La suya era una vida solitaria, una ininterrumpida rutina de días grises y noches tristes. Desde hacía mucho él habitaba la isla con la única compañía del pequeño Leo. El perrito, al igual que su compañero humano, ya no era joven y había visto pasar muchas mareas y tempestades, así como las excepcionales calmas en las que el mar, cansado de bramar, decidía ocasionalmente acariciar, con unas casi inapreciables olas, los arenales y la base de los altos acantilados. El único contacto que tenían con la civilización era el bergantín que cada tres semanas acudía a traerles provisiones, si las condiciones meteorológicas lo permitían, aunque cuando estas empeoraban podían pasar meses sin ver el rostro de alguna persona. La lectura, a la que tan aficionado era, no podía suplir la calidez de una conversación. Al atardecer se sentaban juntos en la playa, al pie del faro, esperando que aquellas velas que cruzaban el horizonte y que ellos guardaban en su viaje, llegaran a su destino sin contratiempos.
Ella nació en el palacio, aunque no entre almohadas y suntuosos tejidos, sino sobre la propia tierra, al pie de aquella fuente que curiosamente tenía labrada la figura de un simio, en una calurosa noche de verano. Vivían en la cabaña del robledal, que estaba cerca del viejo molino, y desde muy niña le gustó conocer las plantas, los árboles, y todo aquello que el bosque guardaba con celo, pero que con tiempo y cariño enseñó a la pequeña, aquella, que pasados los años, se convirtió en una hermosa joven que preparaba remedios y medicamentos con todo aquello que se encontraba en su comarca. Un día también descubrió el mar, aquella inmensidad amiga a la que ahora que amaba tanto como los bosques, a los ríos, al aire y a la lluvia, imágenes, sonidos, sensaciones.... que la reconfortaban y la animaban.
Antes de volver a casa fijó brevemente sus sentimientos sobre un pergamino, e introduciéndolo cuidadosamente en una botella los entregó al capricho las aguas.
Tras unos meses aquellas palabras encontraron destino. Unas arrugadas y fuertes manos recogieron el pecio de entre las ondas, y los cansados ojos las leyeron con sorpresa, con alegría, con la avidez de quien encuentra un tesoro, deteniéndose cuidadosamente en cada palabra. Temeroso de que aquel regalo fuera el único, y de que aquella alegría súbita en el corazón pudiera desaparecer sin más, se decidió a contestar, sin saber muy bien si su misiva encontraría a aquella misteriosa escritora, y que, en el improbable caso que así fuera, tuviese noticias de ella de vuelta.
Pasó el tiempo, mucho tiempo, y la ilusión de la llegada de una carta dibujó en los días antes anodinos pequeñas pinceladas de esperanza. Las jornadas formaron meses antes de recibir nuevas por medios más convencionales. Comenzó así una correspondencia de remitentes alejados por la distancia, pero cada vez más próximos en los afectos, de tardes y noches de lectura epistolar a la sombra de los árboles o al abrigo de las rocas.

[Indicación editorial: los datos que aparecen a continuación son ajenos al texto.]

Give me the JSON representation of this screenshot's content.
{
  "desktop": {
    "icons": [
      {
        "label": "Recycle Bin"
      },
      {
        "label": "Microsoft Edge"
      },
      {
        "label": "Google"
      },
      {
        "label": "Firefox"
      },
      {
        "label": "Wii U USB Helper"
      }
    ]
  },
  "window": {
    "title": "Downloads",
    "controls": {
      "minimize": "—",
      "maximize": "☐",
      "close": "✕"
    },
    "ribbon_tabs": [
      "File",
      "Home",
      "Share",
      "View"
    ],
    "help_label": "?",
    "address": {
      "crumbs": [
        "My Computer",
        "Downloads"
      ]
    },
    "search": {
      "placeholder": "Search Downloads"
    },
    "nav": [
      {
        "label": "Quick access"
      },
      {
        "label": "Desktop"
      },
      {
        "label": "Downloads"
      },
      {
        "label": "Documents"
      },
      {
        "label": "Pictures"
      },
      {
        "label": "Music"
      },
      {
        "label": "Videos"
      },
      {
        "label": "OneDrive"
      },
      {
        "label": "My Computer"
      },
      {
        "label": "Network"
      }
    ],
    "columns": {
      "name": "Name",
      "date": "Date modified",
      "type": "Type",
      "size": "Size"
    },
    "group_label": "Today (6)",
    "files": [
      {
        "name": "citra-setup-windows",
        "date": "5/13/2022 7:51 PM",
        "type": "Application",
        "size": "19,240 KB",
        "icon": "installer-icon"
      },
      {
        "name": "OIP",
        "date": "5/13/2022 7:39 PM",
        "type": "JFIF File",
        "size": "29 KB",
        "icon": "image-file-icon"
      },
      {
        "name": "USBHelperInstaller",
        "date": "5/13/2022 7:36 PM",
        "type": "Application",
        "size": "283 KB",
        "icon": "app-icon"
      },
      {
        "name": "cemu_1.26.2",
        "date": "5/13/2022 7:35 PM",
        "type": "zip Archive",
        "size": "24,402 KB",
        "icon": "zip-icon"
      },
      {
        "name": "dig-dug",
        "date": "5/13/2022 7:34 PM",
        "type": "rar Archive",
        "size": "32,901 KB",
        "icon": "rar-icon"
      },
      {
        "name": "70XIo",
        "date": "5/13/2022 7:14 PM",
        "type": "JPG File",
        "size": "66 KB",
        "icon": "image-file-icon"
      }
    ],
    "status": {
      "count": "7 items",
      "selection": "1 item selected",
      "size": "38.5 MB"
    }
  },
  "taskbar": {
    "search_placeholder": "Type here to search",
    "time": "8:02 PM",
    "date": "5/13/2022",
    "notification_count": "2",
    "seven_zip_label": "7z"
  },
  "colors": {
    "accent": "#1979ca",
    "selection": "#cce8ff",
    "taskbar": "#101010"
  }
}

Y en un día que consideraron de común acuerdo apropiado, decidieron ponerse rostro ya que todo lo demás lo conocían, y él embarcó con Leo aunque amenazaba tormenta. Se encontraron en aquella playa donde todo había comenzado y su mirada se reconoció al instante, sin que fuera preciso mediar palabra, y tras esto un fuerte y largo abrazo selló el comienzo de algo hermoso, pero esa…es otra historia.